E, ainda assim, o Estado é um exemplo de pacificação, a maior turma do deixa-disso do mundo. Por isso, eu e você não saímos na mão diariamente.

O Estado se torna mais sinistro quando está ocupado por quem o Senhor, no improvável caso de existir, parece ter moldado com o restolho da Criação, pra, em sua infinita sabedoria, não precisar levar o lixo pra fora. Imagino que você saiba de quem eu estou falando.

Durante o Sete de Setembro, o Plural viu um seguidor dele, naquela manifestação em Curitiba, fazendo a saudação nazista. Passei muito tempo olhando aquela imagem, nos últimos dias, embora ela não estivesse exatamente nítida. O sujeito usa óculos. Eu geralmente simpatizo com quem usa óculos. As mulheres ficam sexys. Mas o nazista tem uma bandeira do Brasil amarrada no pescoço, como se fosse uma capa de super-herói. Eu não simpatizo com bandeiras e nem com super-heróis. Até a risada daquele rapaz deve ser medonha. Como uma hiena, carniceira e repelente. Está lá, braço esticado, emulando a pior coisa que produzimos no século 20.

Eu sinto medo de muitas coisas, mas não dele, ou do presidente, ou da corja toda. Não mais. É bom não ter nada a perder e saber que, se o pau cantar mesmo, você pode fazer qualquer coisa. Inclusive, a coisa certa.

Há um grande romance de ficção científica, Duna, de Frank Herbert. Uma adaptação para o cinema está prestes a estrear, até onde sei.

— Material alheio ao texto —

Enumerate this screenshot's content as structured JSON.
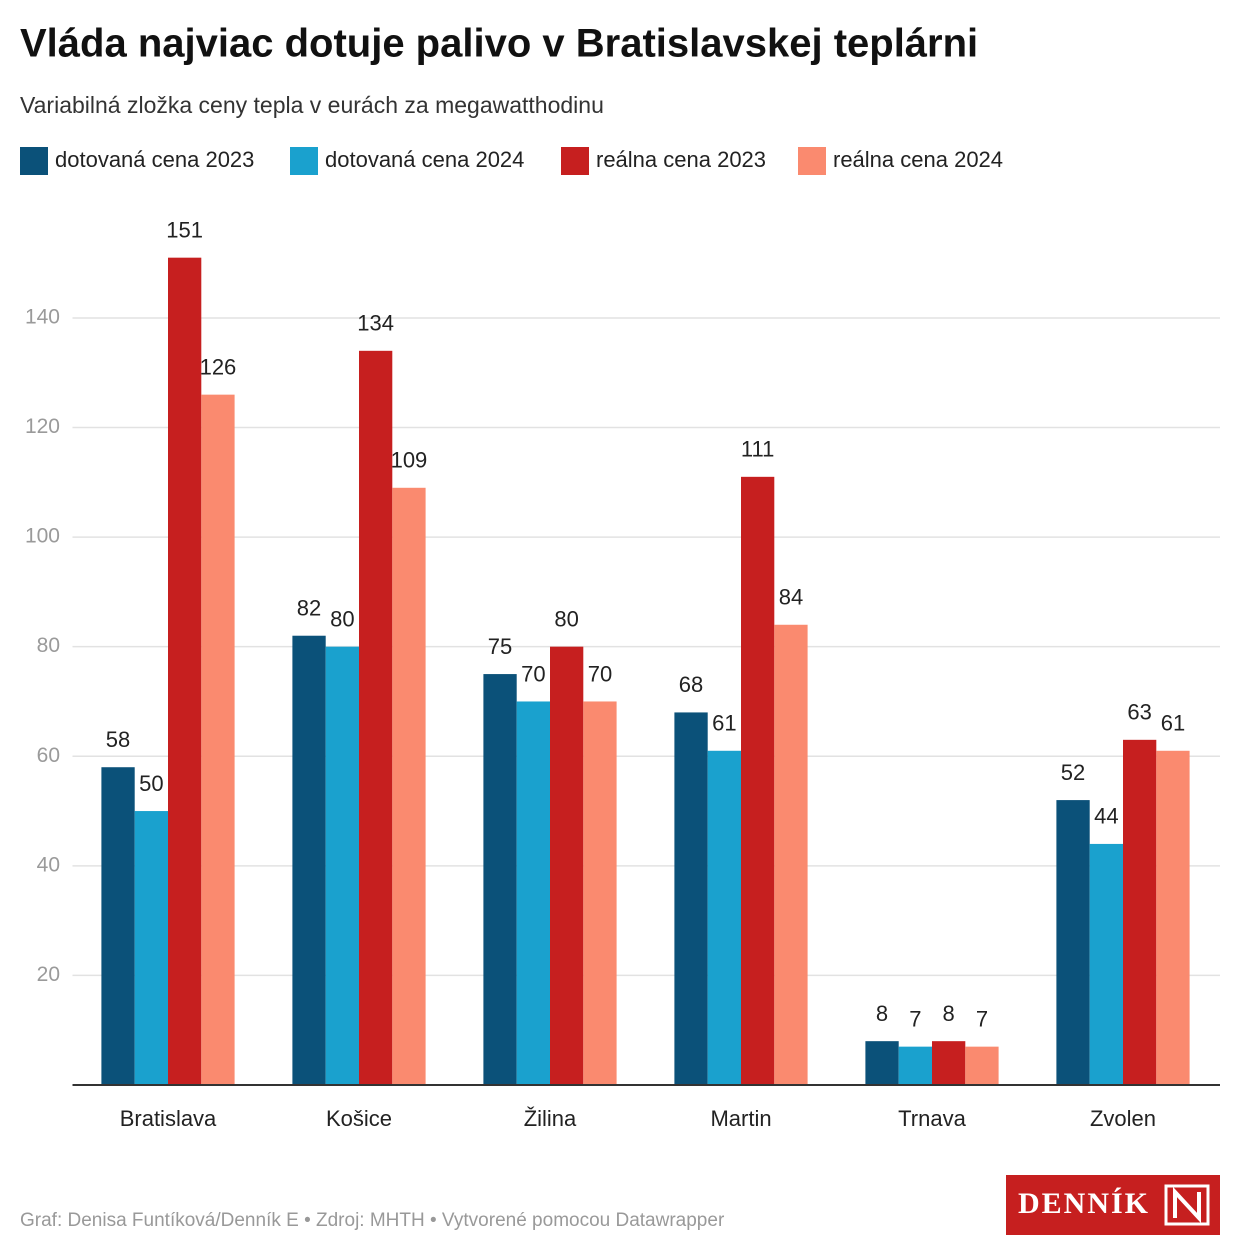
{
  "chart_data": {
    "type": "bar",
    "title": "Vláda najviac dotuje palivo v Bratislavskej teplárni",
    "subtitle": "Variabilná zložka ceny tepla v eurách za megawatthodinu",
    "categories": [
      "Bratislava",
      "Košice",
      "Žilina",
      "Martin",
      "Trnava",
      "Zvolen"
    ],
    "series": [
      {
        "name": "dotovaná cena 2023",
        "color": "#0b5179",
        "values": [
          58,
          82,
          75,
          68,
          8,
          52
        ]
      },
      {
        "name": "dotovaná cena 2024",
        "color": "#1aa1ce",
        "values": [
          50,
          80,
          70,
          61,
          7,
          44
        ]
      },
      {
        "name": "reálna cena 2023",
        "color": "#c61f1f",
        "values": [
          151,
          134,
          80,
          111,
          8,
          63
        ]
      },
      {
        "name": "reálna cena 2024",
        "color": "#fa8a6f",
        "values": [
          126,
          109,
          70,
          84,
          7,
          61
        ]
      }
    ],
    "ylim": [
      0,
      160
    ],
    "yticks": [
      20,
      40,
      60,
      80,
      100,
      120,
      140
    ],
    "grid": true,
    "legend": "top",
    "footer": "Graf: Denisa Funtíková/Denník E • Zdroj: MHTH • Vytvorené pomocou Datawrapper",
    "logo": "DENNÍK"
  }
}
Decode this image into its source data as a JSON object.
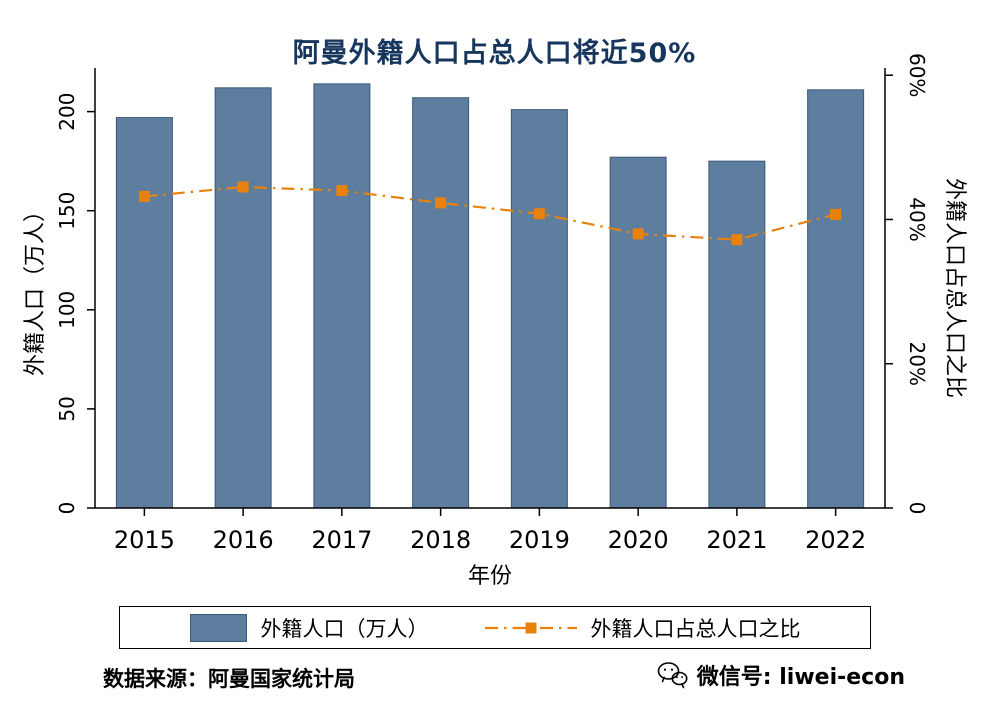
{
  "colors": {
    "bar": "#5d7e9f",
    "bar_border": "#3c5a78",
    "line": "#e8820c",
    "title": "#17365d"
  },
  "chart_data": {
    "type": "bar+line",
    "title": "阿曼外籍人口占总人口将近50%",
    "categories": [
      "2015",
      "2016",
      "2017",
      "2018",
      "2019",
      "2020",
      "2021",
      "2022"
    ],
    "series": [
      {
        "name": "外籍人口（万人）",
        "type": "bar",
        "axis": "left",
        "values": [
          197,
          212,
          214,
          207,
          201,
          177,
          175,
          211
        ]
      },
      {
        "name": "外籍人口占总人口之比",
        "type": "line",
        "axis": "right",
        "unit": "%",
        "values": [
          43.2,
          44.5,
          44.0,
          42.3,
          40.8,
          38.0,
          37.2,
          40.7
        ]
      }
    ],
    "x_axis": {
      "title": "年份"
    },
    "left_axis": {
      "title": "外籍人口（万人）",
      "max": 222,
      "ticks": [
        {
          "value": 0,
          "label": "0"
        },
        {
          "value": 50,
          "label": "50"
        },
        {
          "value": 100,
          "label": "100"
        },
        {
          "value": 150,
          "label": "150"
        },
        {
          "value": 200,
          "label": "200"
        }
      ]
    },
    "right_axis": {
      "title": "外籍人口占总人口之比",
      "max": 61,
      "ticks": [
        {
          "value": 0,
          "label": "0"
        },
        {
          "value": 20,
          "label": "20%"
        },
        {
          "value": 40,
          "label": "40%"
        },
        {
          "value": 60,
          "label": "60%"
        }
      ]
    },
    "legend_position": "bottom",
    "grid": false
  },
  "footer": {
    "source": "数据来源：阿曼国家统计局",
    "wechat": "微信号: liwei-econ"
  }
}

O diretor agora é Denis Villeneuve, que acho muito bom, ao contrário de quem comandou as filmagens da primeira versão, nos anos 80 – atenção: vou arrumar confusão -, David Lynch, que é um camarada cuja missão é espalhar aborrecimento pelo mundo.

Em Duna, o livro, existe um importante e bonito ensinamento, que guia o personagem principal: “O medo mata a mente”. É difícil colocar em prática? É. Mesmo assim, é ótimo tentar.

P.S.: para mais conselhos de coach, compre o curso de um picareta qualquer. Esse aí de cima é o único que eu tenho.